Raising civic engagement's profile
A university project serving people living in situations of high risk in Greater Buenos Aires, Argentina, has won the 2011 MacJannet Prize for Global Citizenship, awarded on Wednesday at the Talloires Network conference in Madrid.Since 2007, the Community Action Program in Vulnerable Neighbourhoods of the University of Buenos Aires has set up special centres in deprived areas across the Argentinian capital and its metropolitan area to promote social inclusion and local development by harnessing the resources available to communities as well as providing some useful services of its own.
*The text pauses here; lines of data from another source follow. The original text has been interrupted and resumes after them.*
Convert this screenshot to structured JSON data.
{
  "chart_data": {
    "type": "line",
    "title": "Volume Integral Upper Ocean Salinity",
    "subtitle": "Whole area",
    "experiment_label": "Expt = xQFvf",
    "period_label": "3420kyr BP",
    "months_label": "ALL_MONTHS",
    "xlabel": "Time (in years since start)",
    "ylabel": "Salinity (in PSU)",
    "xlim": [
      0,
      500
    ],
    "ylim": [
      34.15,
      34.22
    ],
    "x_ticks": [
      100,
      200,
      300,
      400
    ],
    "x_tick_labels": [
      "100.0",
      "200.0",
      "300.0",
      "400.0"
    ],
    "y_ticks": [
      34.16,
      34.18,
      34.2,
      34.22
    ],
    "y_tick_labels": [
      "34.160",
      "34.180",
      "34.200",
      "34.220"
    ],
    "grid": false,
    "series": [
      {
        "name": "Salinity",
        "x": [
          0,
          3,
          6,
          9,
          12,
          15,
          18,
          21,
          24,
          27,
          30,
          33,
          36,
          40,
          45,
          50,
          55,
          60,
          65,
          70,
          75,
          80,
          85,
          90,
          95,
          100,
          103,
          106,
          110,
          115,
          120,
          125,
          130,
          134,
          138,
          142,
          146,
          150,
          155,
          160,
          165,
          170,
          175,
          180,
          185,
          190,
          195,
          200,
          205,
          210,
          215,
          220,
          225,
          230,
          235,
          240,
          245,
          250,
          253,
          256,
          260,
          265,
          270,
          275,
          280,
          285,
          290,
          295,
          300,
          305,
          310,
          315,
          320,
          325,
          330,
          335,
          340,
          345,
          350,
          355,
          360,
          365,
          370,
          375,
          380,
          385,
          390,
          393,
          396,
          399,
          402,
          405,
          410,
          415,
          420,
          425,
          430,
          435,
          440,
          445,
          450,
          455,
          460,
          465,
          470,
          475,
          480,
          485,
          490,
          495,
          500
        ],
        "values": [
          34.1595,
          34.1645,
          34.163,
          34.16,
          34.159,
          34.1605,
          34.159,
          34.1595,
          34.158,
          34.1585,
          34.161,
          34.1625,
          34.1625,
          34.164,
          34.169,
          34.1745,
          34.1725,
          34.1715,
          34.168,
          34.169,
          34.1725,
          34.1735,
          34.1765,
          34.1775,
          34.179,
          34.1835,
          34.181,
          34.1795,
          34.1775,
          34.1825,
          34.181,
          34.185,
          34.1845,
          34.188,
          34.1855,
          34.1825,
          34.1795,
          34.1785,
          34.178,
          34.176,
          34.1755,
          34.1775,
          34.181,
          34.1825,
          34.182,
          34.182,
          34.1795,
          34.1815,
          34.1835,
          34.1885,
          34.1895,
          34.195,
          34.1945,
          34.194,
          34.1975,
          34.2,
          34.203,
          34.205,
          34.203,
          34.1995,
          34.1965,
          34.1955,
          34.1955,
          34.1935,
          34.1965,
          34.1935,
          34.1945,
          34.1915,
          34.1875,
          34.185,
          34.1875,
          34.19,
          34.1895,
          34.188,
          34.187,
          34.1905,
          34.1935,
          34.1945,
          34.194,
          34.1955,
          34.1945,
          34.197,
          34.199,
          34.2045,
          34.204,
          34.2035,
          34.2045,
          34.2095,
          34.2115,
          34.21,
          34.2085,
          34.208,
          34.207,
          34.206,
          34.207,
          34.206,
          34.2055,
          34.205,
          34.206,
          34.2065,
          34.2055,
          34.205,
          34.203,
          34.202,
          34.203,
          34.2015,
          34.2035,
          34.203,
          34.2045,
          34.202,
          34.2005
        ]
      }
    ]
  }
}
Projects focus on three broad areas: non-formal education, community health and community development. "From our point of view, you cannot provide fully train university students without bringing them into contact with the social reality of their time," said Oscar García, the university's Vice-rector for outreach
Joint second prize was awarded to projects from the University of South Africa and the University of Brighton in the UK. The South African Bright Site of Sunnyside Service Learning Centre serves the community of Sunnyside in Pretoria by promoting community engagement, providing in-service learning opportunities to students, support to local NGOs and channeling the results of academic research to the community at large.
Brighton's Student Community Engagement Programme was set up in 2003 to tackle issues of marginalization and disadvantage in the local community. It gives students the chance to explore their attitudes, values and aspirations in a real life situation while making a contribution to the organization where they are working.
Co-sponsored by Talloires and the MacJannet Foundation, the prizes recognise outstanding examples of civic engagement and social responsibility carried out by universities from the Talloires Network.
"MacJannet Prize winners receive a cash award to continue their community work," said Robert Hollister, Dean of Tufts Tisch College of Citizenship and Public Service, as he introduced the prize winners. "They also receive public recognition and publicity, and we convene a student representative and a staff representative from each institution to exchange about their experience and to build their capacity."
A broader aim of the prize, awarded annually in memory of pioneering US-German educators Donald and Charlotte MacJannet, is to raise awareness about the important work universities around the world are doing in the field of civic engagement.